Así terminé la primaria en mi pueblo y el profe Abundio me descubrió algunas neuronas vivas como para convencer a mi padre que algo más sabía hacer yo aparte de cortar tomate. Y entran a escena mi prima Lucinda y su esposo Fernando para llevarme a Mazatlán a estudiar en la Secundaria Federal Guillermo Prieto. Junto a ellos viví en la Colonia La Esperanza hasta que un huracán nos sacó del cuarto rentado y obligó a invadir un lote en la Santa Elena para edificar el tejabán de lámina y ladrillo parado. Ni cómo olvidar mis desmayos de los lunes de honores a la bandera y la operación anti hambruna de los alumnos del taller de cocina para resolver mis ayunos, ni que mi gran amigo Jorge Sánchez y su familia de reposteros me proveían de pasteles y licuados en un puesto del mercado Pino Suárez, tratando de mitigarme la terca anemia.
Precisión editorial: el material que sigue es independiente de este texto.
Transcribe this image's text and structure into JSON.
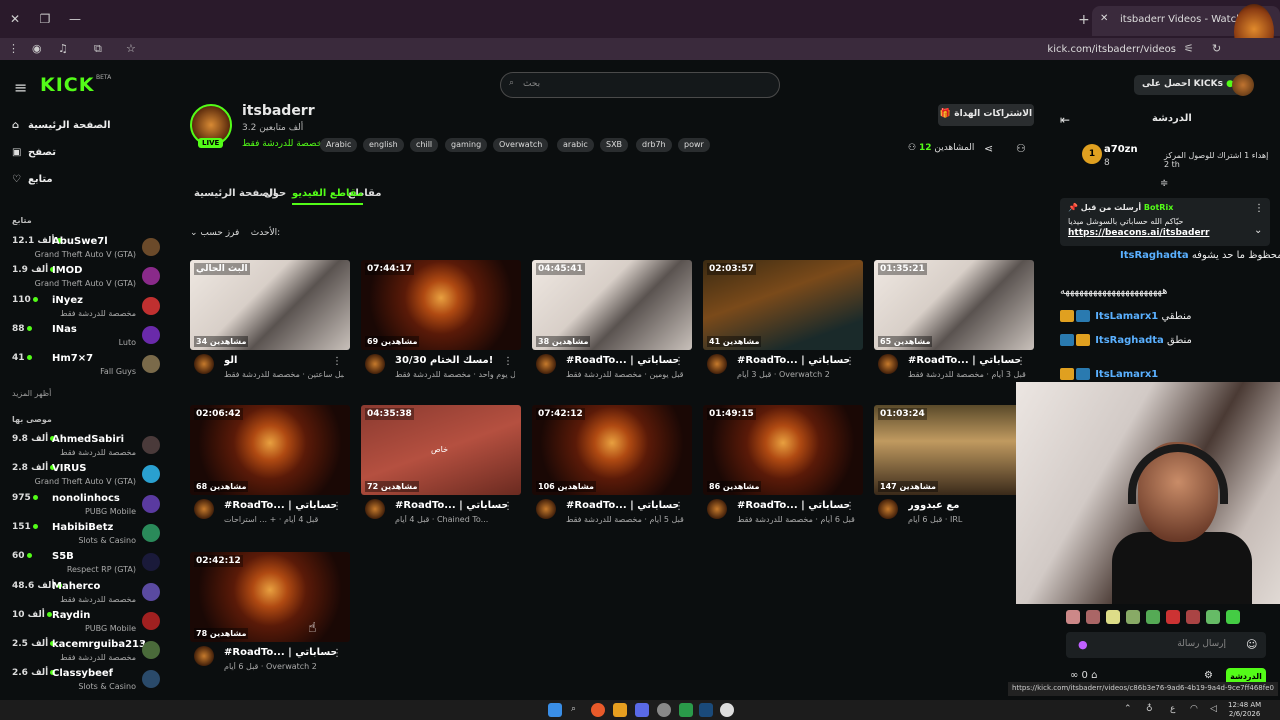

Regresé a Culiacán a estudiar la preparatoria en la Flores Magón de la UAS ya que mis tías María Lina y Leonor decidieron recibirme en sus casas y mi amigo Gustavo me acompañó todos esos días a caminar desde la escuela hasta la Colonia Libertad porque el dinero del camión lo gastábamos en comprar bolillos para calmar los gruñidos de tripas. Otra tía, Ernestina, me ofreció apoyo a cambio de que buscara una carrera corta que sostuviera la educación profesional.

Entonces en la prepa convocaron a cursar un taller de periodismo y así empecé en 1980 la inmersión en esta actividad fascinante. Presumo que Mario Montijo es el padre de mi vocación de reportero y que la pasión por la noticia se alojó en mí desde aquel reportaje de investigación que realicé junto a Leo Espinoza, el hermano que el oficio me dio, al documentar para El Debate la tortura policiaca en el paraje Las Bombas de la ribera del Humaya.

La labor de reportero marcó mi destino y si lo hago bien o mal es una valoración a cargo de mis lectores cuyo juicio acepto con serenidad. Mi trabajo está disponible en las hemerotecas. Sólo agrego que el mejor logro de todos llegó cuando con Amalia, mi esposa, concretamos el sueño del que hoy son parte Alejandro, Viridiana y Jesús Daniel, nuestros hijos, nuestro todo.

Quien muy resistente soporta,

Haber leído hasta aquí,

Dirá que qué diablo le importa,

La forma en que yo viví.

Si les cuento mi vida a grosso modo no es porque esté al borde de la tumba. Nadie me ha informado que me halle en tal circunstancia. Es porque en mi niñez muchos de los que me conocieron auguraron que por enclenque y patichueco no iría más allá de la infancia. Y llegué al periodismo ante el asombro de los “santones” de las redacciones de aquellos tiempos; al cursar la Licenciatura en Periodismo fui por el conocimiento y jamás regresé por el título. Los premios los gasté con los amigos y los diplomas se los comieron las termitas.